Broken transmission mechanisms
New figures from Europe reveal that both GDP and inflation in the euro area are falling, while unemployment is steadily rising. At its last policy meeting the European Central Bank reduced its main interest rate to 0.75%, a record low for the single-currency area. Yet low ECB rates aren’t having the desired effect around the struggling periphery.
«In 2008, as the euro zone started to contract, the ECB slashed its main rate from 4.25% to 1%. But because investors were worried about the state of the banks, the returns that banks had to offer on their own bonds rose. This offset the ECB’s easing, so that firms’ borrowing rates fell by less than normal.

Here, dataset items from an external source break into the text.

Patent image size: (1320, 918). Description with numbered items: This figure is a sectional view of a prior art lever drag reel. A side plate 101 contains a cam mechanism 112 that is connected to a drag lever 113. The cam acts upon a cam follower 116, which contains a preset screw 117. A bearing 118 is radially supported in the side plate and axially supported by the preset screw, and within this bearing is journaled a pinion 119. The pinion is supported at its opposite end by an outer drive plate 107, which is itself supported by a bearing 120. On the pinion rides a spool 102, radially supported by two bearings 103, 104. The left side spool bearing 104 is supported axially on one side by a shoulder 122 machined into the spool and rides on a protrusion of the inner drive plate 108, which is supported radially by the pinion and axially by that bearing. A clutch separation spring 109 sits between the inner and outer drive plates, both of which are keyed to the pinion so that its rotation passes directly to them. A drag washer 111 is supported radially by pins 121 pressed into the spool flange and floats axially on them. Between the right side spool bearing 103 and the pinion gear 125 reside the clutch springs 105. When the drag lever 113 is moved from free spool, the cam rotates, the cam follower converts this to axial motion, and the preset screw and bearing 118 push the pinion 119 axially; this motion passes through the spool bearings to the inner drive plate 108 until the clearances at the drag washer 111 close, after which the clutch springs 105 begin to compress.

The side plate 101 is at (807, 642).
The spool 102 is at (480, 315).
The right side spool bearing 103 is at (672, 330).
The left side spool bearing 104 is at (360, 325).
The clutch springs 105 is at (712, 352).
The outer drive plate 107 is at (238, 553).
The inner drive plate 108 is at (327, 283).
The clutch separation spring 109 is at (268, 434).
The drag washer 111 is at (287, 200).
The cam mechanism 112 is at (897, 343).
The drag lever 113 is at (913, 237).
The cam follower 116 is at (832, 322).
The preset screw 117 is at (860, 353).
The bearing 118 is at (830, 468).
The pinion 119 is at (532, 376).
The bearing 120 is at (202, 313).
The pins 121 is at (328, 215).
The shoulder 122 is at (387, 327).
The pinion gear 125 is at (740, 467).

When the euro crisis intensified in 2010, the ECB’s influence on interest rates in Spain and Italy waned even further. Banks’ bond yields rose in line with their governments’ cost of borrowing. As predicted by the bank-lending channel, but now as a result of a change that the ECB did not control, the supply of loans contracted. The amount of borrowing in Italy and Spain has started to fall again (see right-hand chart). Some of this may be due to weak demand. But a 2011 study by the ECB suggested that tight credit conditions could take two percentage points off annual growth in the currency area. Recent studies by the IMF and the Bank of Italy concur: credit supply is a big problem.»